Living healthier with media technology
Date: Mon, 09/23/2013 - 19:16
Image creditet to UAS
St. Pölten University of Applied Sciences (UAS), Austria, is founding a center for applied research on media-assisted health care called CARMA (Center for Applied Research in Media Assisted Health Care for Motion and Activity), which will be completed by 2016. Some of the Center's projects will be presented at the European Researchers' Night on 27 September in St. Pölten.
Having the right music in their ears can help athletes to achieve top performances as well as can help to better control the desired running pace during training. Certain rhythms have different individual effects on running speed and health-relevant parameters, and thus indirectly influence training intensity.
During running, a smartphone could measure the heart rate, for example, and provide a musical feedback system to control the training. If the heart rate is too low or too high for the desired training effect, music is played that helps the athlete subconsciously to run faster or slower.
HELP FOR YOUNG AND OLD
However, CARMA aims to do more than help ambitious athletes to achieve better results. Media-assisted feedback that takes individual physiological preconditions into account is playing an increasingly prominent role in health prevention, treatment and rehabilitation.
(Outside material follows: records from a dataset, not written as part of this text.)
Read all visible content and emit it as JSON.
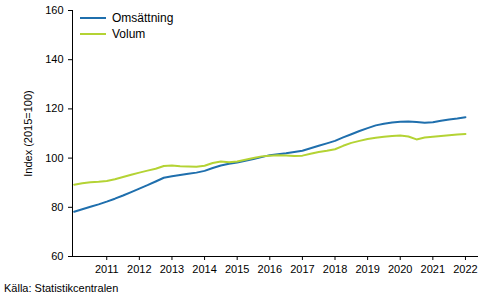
{
  "chart_data": {
    "type": "line",
    "x": [
      2010,
      2010.25,
      2010.5,
      2010.75,
      2011,
      2011.25,
      2011.5,
      2011.75,
      2012,
      2012.25,
      2012.5,
      2012.75,
      2013,
      2013.25,
      2013.5,
      2013.75,
      2014,
      2014.25,
      2014.5,
      2014.75,
      2015,
      2015.25,
      2015.5,
      2015.75,
      2016,
      2016.25,
      2016.5,
      2016.75,
      2017,
      2017.25,
      2017.5,
      2017.75,
      2018,
      2018.25,
      2018.5,
      2018.75,
      2019,
      2019.25,
      2019.5,
      2019.75,
      2020,
      2020.25,
      2020.5,
      2020.75,
      2021,
      2021.25,
      2021.5,
      2021.75,
      2022
    ],
    "series": [
      {
        "name": "Omsättning",
        "color": "#1f6fad",
        "values": [
          78.2,
          79.2,
          80.2,
          81.2,
          82.3,
          83.5,
          84.8,
          86.2,
          87.6,
          89.0,
          90.5,
          92.0,
          92.6,
          93.1,
          93.6,
          94.1,
          94.8,
          96.0,
          97.0,
          97.7,
          98.2,
          98.9,
          99.6,
          100.4,
          101.2,
          101.6,
          102.0,
          102.5,
          103.0,
          104.0,
          105.0,
          106.0,
          107.0,
          108.4,
          109.7,
          111.0,
          112.2,
          113.3,
          114.0,
          114.5,
          114.8,
          114.9,
          114.7,
          114.4,
          114.6,
          115.2,
          115.7,
          116.1,
          116.6
        ]
      },
      {
        "name": "Volum",
        "color": "#b4d334",
        "values": [
          89.2,
          89.8,
          90.2,
          90.4,
          90.7,
          91.4,
          92.3,
          93.2,
          94.1,
          94.9,
          95.7,
          96.8,
          97.0,
          96.7,
          96.6,
          96.5,
          96.9,
          98.0,
          98.6,
          98.3,
          98.6,
          99.3,
          100.0,
          100.7,
          101.0,
          101.2,
          101.1,
          100.9,
          101.0,
          101.8,
          102.5,
          103.0,
          103.6,
          105.0,
          106.2,
          107.0,
          107.8,
          108.3,
          108.7,
          109.0,
          109.2,
          108.8,
          107.6,
          108.4,
          108.7,
          109.0,
          109.3,
          109.6,
          109.8
        ]
      }
    ],
    "y_label": "Index (2015=100)",
    "caption": "Källa: Statistikcentralen",
    "xlim": [
      2009.95,
      2022.4
    ],
    "xticks": [
      2011,
      2012,
      2013,
      2014,
      2015,
      2016,
      2017,
      2018,
      2019,
      2020,
      2021,
      2022
    ],
    "ylim": [
      60,
      160
    ],
    "yticks": [
      60,
      80,
      100,
      120,
      140,
      160
    ],
    "grid": false,
    "legend": "top-left"
  }
}
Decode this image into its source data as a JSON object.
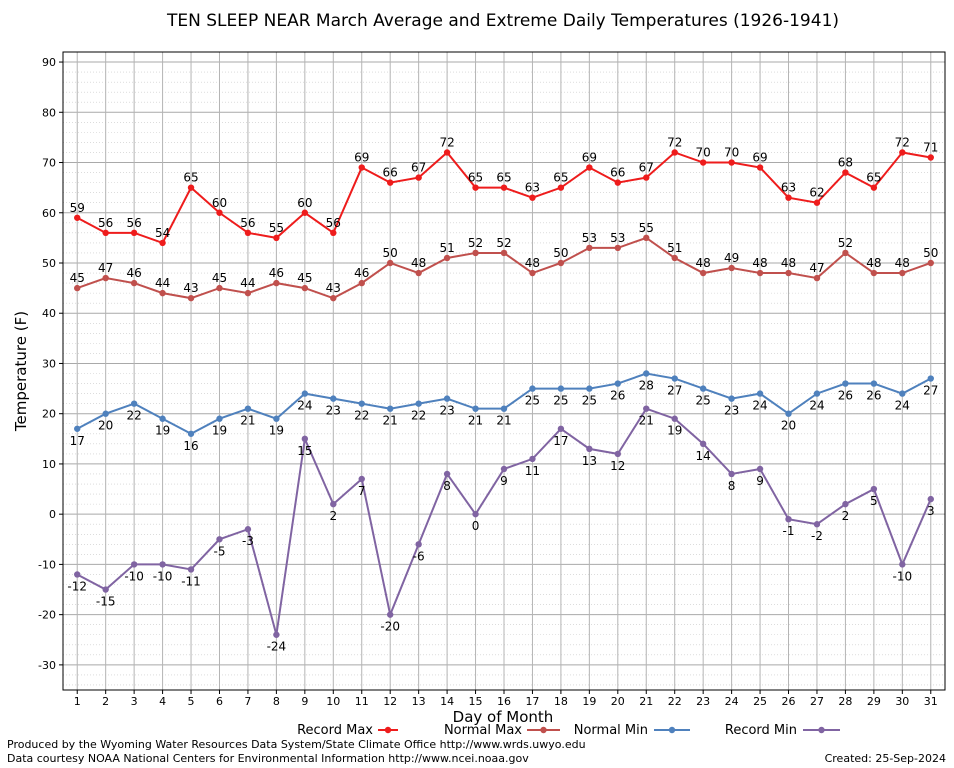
{
  "chart_data": {
    "type": "line",
    "title": "TEN SLEEP NEAR March Average and Extreme Daily Temperatures (1926-1941)",
    "xlabel": "Day of Month",
    "ylabel": "Temperature (F)",
    "ylim": [
      -35,
      92
    ],
    "xlim": [
      0.5,
      31.5
    ],
    "yticks": [
      -30,
      -20,
      -10,
      0,
      10,
      20,
      30,
      40,
      50,
      60,
      70,
      80,
      90
    ],
    "categories": [
      "1",
      "2",
      "3",
      "4",
      "5",
      "6",
      "7",
      "8",
      "9",
      "10",
      "11",
      "12",
      "13",
      "14",
      "15",
      "16",
      "17",
      "18",
      "19",
      "20",
      "21",
      "22",
      "23",
      "24",
      "25",
      "26",
      "27",
      "28",
      "29",
      "30",
      "31"
    ],
    "grid": true,
    "legend_position": "bottom",
    "series": [
      {
        "name": "Record Max",
        "color": "#ee1c1c",
        "label_side": "above",
        "values": [
          59,
          56,
          56,
          54,
          65,
          60,
          56,
          55,
          60,
          56,
          69,
          66,
          67,
          72,
          65,
          65,
          63,
          65,
          69,
          66,
          67,
          72,
          70,
          70,
          69,
          63,
          62,
          68,
          65,
          72,
          71
        ]
      },
      {
        "name": "Normal Max",
        "color": "#c0504d",
        "label_side": "above",
        "values": [
          45,
          47,
          46,
          44,
          43,
          45,
          44,
          46,
          45,
          43,
          46,
          50,
          48,
          51,
          52,
          52,
          48,
          50,
          53,
          53,
          55,
          51,
          48,
          49,
          48,
          48,
          47,
          52,
          48,
          48,
          50
        ]
      },
      {
        "name": "Normal Min",
        "color": "#4f81bd",
        "label_side": "below",
        "values": [
          17,
          20,
          22,
          19,
          16,
          19,
          21,
          19,
          24,
          23,
          22,
          21,
          22,
          23,
          21,
          21,
          25,
          25,
          25,
          26,
          28,
          27,
          25,
          23,
          24,
          20,
          24,
          26,
          26,
          24,
          27
        ]
      },
      {
        "name": "Record Min",
        "color": "#8064a2",
        "label_side": "below",
        "values": [
          -12,
          -15,
          -10,
          -10,
          -11,
          -5,
          -3,
          -24,
          15,
          2,
          7,
          -20,
          -6,
          8,
          0,
          9,
          11,
          17,
          13,
          12,
          21,
          19,
          14,
          8,
          9,
          -1,
          -2,
          2,
          5,
          -10,
          3
        ]
      }
    ]
  },
  "footer": {
    "produced_by": "Produced by the Wyoming Water Resources Data System/State Climate Office http://www.wrds.uwyo.edu",
    "courtesy": "Data courtesy NOAA National Centers for Environmental Information http://www.ncei.noaa.gov",
    "created": "Created:  25-Sep-2024"
  }
}
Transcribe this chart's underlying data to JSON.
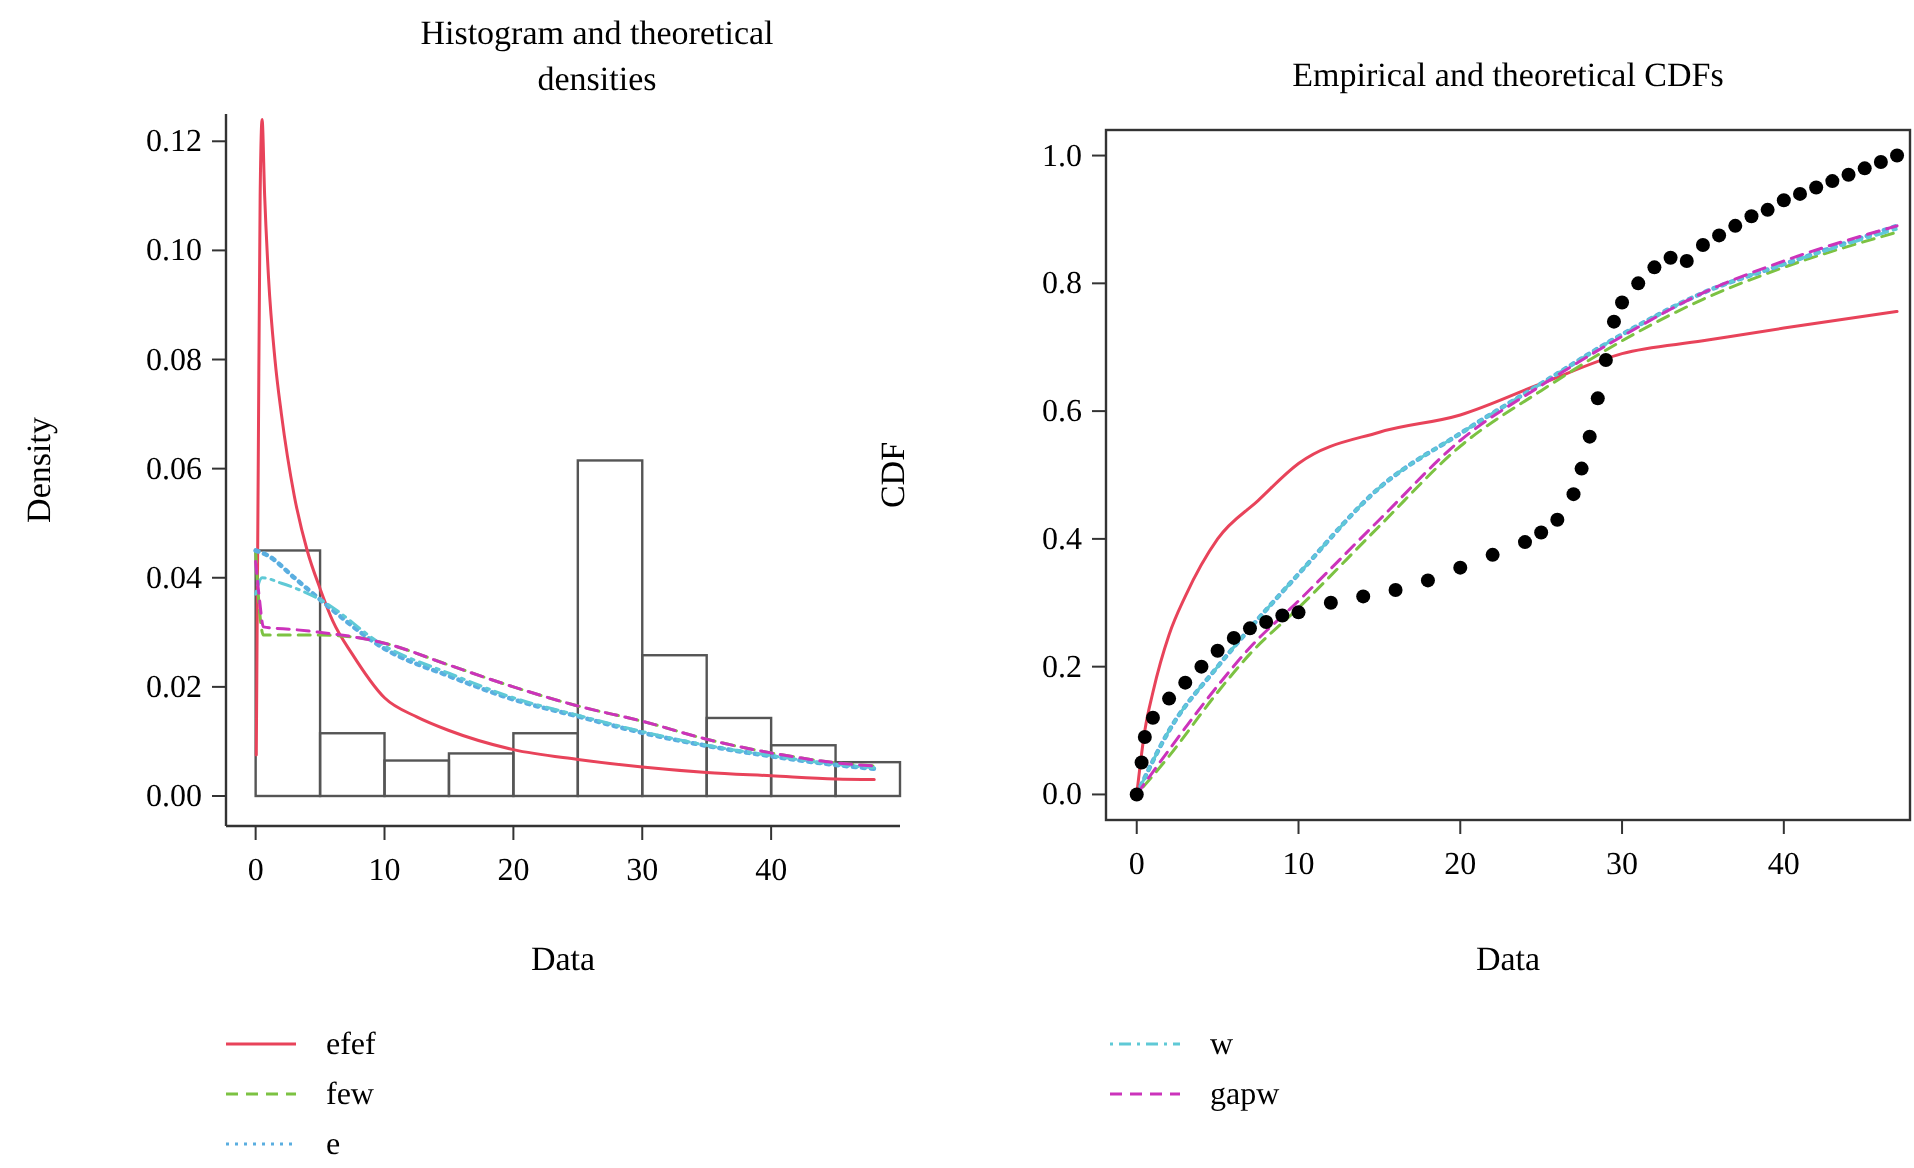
{
  "chart_data": [
    {
      "type": "histogram",
      "title": "Histogram and theoretical densities",
      "xlabel": "Data",
      "ylabel": "Density",
      "color": "#555555",
      "bins": [
        0,
        5,
        10,
        15,
        20,
        25,
        30,
        35,
        40,
        45,
        50
      ],
      "values": [
        0.045,
        0.0115,
        0.0065,
        0.0078,
        0.0115,
        0.0615,
        0.0258,
        0.0143,
        0.0093,
        0.0062
      ],
      "xlim": [
        -2.3,
        50
      ],
      "ylim": [
        -0.0055,
        0.125
      ],
      "xticks": [
        0,
        10,
        20,
        30,
        40
      ],
      "yticks": [
        {
          "value": 0,
          "label": "0.00"
        },
        {
          "value": 0.02,
          "label": "0.02"
        },
        {
          "value": 0.04,
          "label": "0.04"
        },
        {
          "value": 0.06,
          "label": "0.06"
        },
        {
          "value": 0.08,
          "label": "0.08"
        },
        {
          "value": 0.1,
          "label": "0.10"
        },
        {
          "value": 0.12,
          "label": "0.12"
        }
      ],
      "legend": "bottom",
      "series": [
        {
          "type": "line",
          "name": "efef",
          "color": "#e8435a",
          "line_style": "solid",
          "x": [
            0.05,
            0.2,
            0.35,
            0.5,
            0.7,
            1,
            1.5,
            2,
            3,
            4,
            5,
            6,
            7.5,
            10,
            12.5,
            15,
            20,
            25,
            30,
            35,
            40,
            45,
            48
          ],
          "values": [
            0.0075,
            0.06,
            0.11,
            0.124,
            0.11,
            0.095,
            0.08,
            0.07,
            0.055,
            0.045,
            0.038,
            0.032,
            0.026,
            0.018,
            0.0145,
            0.012,
            0.0085,
            0.0067,
            0.0053,
            0.0043,
            0.0037,
            0.0031,
            0.003
          ]
        },
        {
          "type": "line",
          "name": "few",
          "color": "#7cc242",
          "line_style": "dashed",
          "x": [
            0,
            0.3,
            0.6,
            3,
            5,
            8,
            10,
            15,
            20,
            25,
            30,
            35,
            40,
            45,
            48
          ],
          "values": [
            0.045,
            0.034,
            0.0295,
            0.0295,
            0.0295,
            0.029,
            0.028,
            0.024,
            0.02,
            0.0165,
            0.0137,
            0.0104,
            0.0079,
            0.0061,
            0.0055
          ]
        },
        {
          "type": "line",
          "name": "e",
          "color": "#5aaee0",
          "line_style": "dotted",
          "x": [
            0,
            1,
            3,
            5,
            10,
            15,
            20,
            25,
            30,
            35,
            40,
            45,
            48
          ],
          "values": [
            0.045,
            0.044,
            0.04,
            0.036,
            0.027,
            0.022,
            0.0177,
            0.0146,
            0.0116,
            0.0092,
            0.0073,
            0.0057,
            0.005
          ]
        },
        {
          "type": "line",
          "name": "w",
          "color": "#5fc9d6",
          "line_style": "dashdot",
          "x": [
            0,
            0.5,
            2,
            5,
            10,
            15,
            20,
            25,
            30,
            35,
            40,
            45,
            48
          ],
          "values": [
            0.037,
            0.04,
            0.039,
            0.036,
            0.0275,
            0.0225,
            0.018,
            0.0148,
            0.0118,
            0.0093,
            0.0074,
            0.0058,
            0.0052
          ]
        },
        {
          "type": "line",
          "name": "gapw",
          "color": "#cc33bb",
          "line_style": "dashed",
          "x": [
            0,
            0.3,
            0.6,
            3,
            5,
            8,
            10,
            15,
            20,
            25,
            30,
            35,
            40,
            45,
            48
          ],
          "values": [
            0.043,
            0.036,
            0.031,
            0.0305,
            0.03,
            0.029,
            0.028,
            0.024,
            0.02,
            0.0165,
            0.0137,
            0.0104,
            0.0079,
            0.0061,
            0.0055
          ]
        }
      ]
    },
    {
      "type": "line",
      "title": "Empirical and theoretical CDFs",
      "xlabel": "Data",
      "ylabel": "CDF",
      "xlim": [
        -1.9,
        47.8
      ],
      "ylim": [
        -0.04,
        1.04
      ],
      "xticks": [
        0,
        10,
        20,
        30,
        40
      ],
      "yticks": [
        {
          "value": 0,
          "label": "0.0"
        },
        {
          "value": 0.2,
          "label": "0.2"
        },
        {
          "value": 0.4,
          "label": "0.4"
        },
        {
          "value": 0.6,
          "label": "0.6"
        },
        {
          "value": 0.8,
          "label": "0.8"
        },
        {
          "value": 1,
          "label": "1.0"
        }
      ],
      "series": [
        {
          "type": "line",
          "color": "#e8435a",
          "line_style": "solid",
          "x": [
            0,
            0.5,
            1,
            2,
            3,
            5,
            7.5,
            10,
            15,
            20,
            25,
            30,
            35,
            40,
            47
          ],
          "values": [
            0,
            0.1,
            0.16,
            0.25,
            0.31,
            0.4,
            0.46,
            0.518,
            0.567,
            0.594,
            0.643,
            0.69,
            0.71,
            0.73,
            0.756
          ]
        },
        {
          "type": "line",
          "color": "#7cc242",
          "line_style": "dashed",
          "x": [
            0,
            2,
            5,
            7,
            10,
            15,
            20,
            25,
            30,
            35,
            40,
            47
          ],
          "values": [
            0,
            0.06,
            0.16,
            0.22,
            0.292,
            0.42,
            0.545,
            0.632,
            0.71,
            0.775,
            0.825,
            0.88
          ]
        },
        {
          "type": "line",
          "color": "#5aaee0",
          "line_style": "dotted",
          "x": [
            0,
            2,
            5,
            7,
            10,
            15,
            20,
            25,
            30,
            35,
            40,
            47
          ],
          "values": [
            0,
            0.1,
            0.2,
            0.26,
            0.345,
            0.48,
            0.565,
            0.643,
            0.72,
            0.785,
            0.83,
            0.89
          ]
        },
        {
          "type": "line",
          "color": "#5fc9d6",
          "line_style": "dashdot",
          "x": [
            0,
            2,
            5,
            7,
            10,
            15,
            20,
            25,
            30,
            35,
            40,
            47
          ],
          "values": [
            0,
            0.1,
            0.2,
            0.26,
            0.345,
            0.48,
            0.565,
            0.643,
            0.72,
            0.785,
            0.83,
            0.885
          ]
        },
        {
          "type": "line",
          "color": "#cc33bb",
          "line_style": "dashed",
          "x": [
            0,
            2,
            5,
            7,
            10,
            15,
            20,
            25,
            30,
            35,
            40,
            47
          ],
          "values": [
            0,
            0.07,
            0.17,
            0.23,
            0.303,
            0.43,
            0.554,
            0.64,
            0.717,
            0.785,
            0.835,
            0.89
          ]
        },
        {
          "type": "scatter",
          "color": "#000000",
          "marker": "circle",
          "x": [
            0,
            0.3,
            0.5,
            1,
            2,
            3,
            4,
            5,
            6,
            7,
            8,
            9,
            10,
            12,
            14,
            16,
            18,
            20,
            22,
            24,
            25,
            26,
            27,
            27.5,
            28,
            28.5,
            29,
            29.5,
            30,
            31,
            32,
            33,
            34,
            35,
            36,
            37,
            38,
            39,
            40,
            41,
            42,
            43,
            44,
            45,
            46,
            47
          ],
          "values": [
            0,
            0.05,
            0.09,
            0.12,
            0.15,
            0.175,
            0.2,
            0.225,
            0.245,
            0.26,
            0.27,
            0.28,
            0.285,
            0.3,
            0.31,
            0.32,
            0.335,
            0.355,
            0.375,
            0.395,
            0.41,
            0.43,
            0.47,
            0.51,
            0.56,
            0.62,
            0.68,
            0.74,
            0.77,
            0.8,
            0.825,
            0.84,
            0.835,
            0.86,
            0.875,
            0.89,
            0.905,
            0.915,
            0.93,
            0.94,
            0.95,
            0.96,
            0.97,
            0.98,
            0.99,
            1.0
          ]
        }
      ]
    }
  ]
}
CARMA is therefore developing, among other things, assistance systems that foster independence and activity into old age. The University's physiotherapy course plays a leading role in the development of this approach. It studies how prevention, therapy and rehabilitation can be optimised through the use of digital technologies, particularly in young people.
"The project is a perfect fit for EU initiatives on eHealth and demographic change. It provides solutions for the future problems of a changing society," says Jakob Doppler, co-initiator of CARMA and a researcher at the Institute for Creative\Media/Technologies (IC\M/T) at St. Pölten UAS. The Institute develops and tests technical sensors and analysis and feedback systems for CARMA.
As part of the project, physiotherapists at St. Pölten UAS are researching the health aspects of media-assisted health care. "We already know how music can be used to regulate walking and running speed. However, we do not yet know how we can exploit this effect in the area of rehabilitation, for example in the gait training of patients with artificial limbs. This is one of the research goals we will pursue at CARMA," says Brian Horsak, another co-initiator of CARMA and a researcher in the Bachelor programme in physiotherapy at St. Pölten UAS.
EUROPEAN RESEARCHERS' NIGHT
On 27 September, St. Pölten UAS will present CARMA and other research projects to a large audience as part of European Researchers' Night. The event will take place simultaneously in over 300 European cities - St. Pölten is its only Austrian venue.
Shows, experiments, workshops, installations and lectures will bring the world of science closer to old and young in the capital city of the State of Lower Austria. Under the motto "Destination Future", St. Pölten UAS will present projects on the topics of media, health, living, mobility, life, history and technology.
"We are delighted to be able to bring European Researchers' Night to St. Pölten. It will enable us to present our excellent research work in an accessible way and to give people an insight into our most exciting projects," says Hannes Raffaseder, Rector of St. Pölten UAS, Head of the CARMA project and coordinator of the St. Pölten contribution to European Researchers' Night.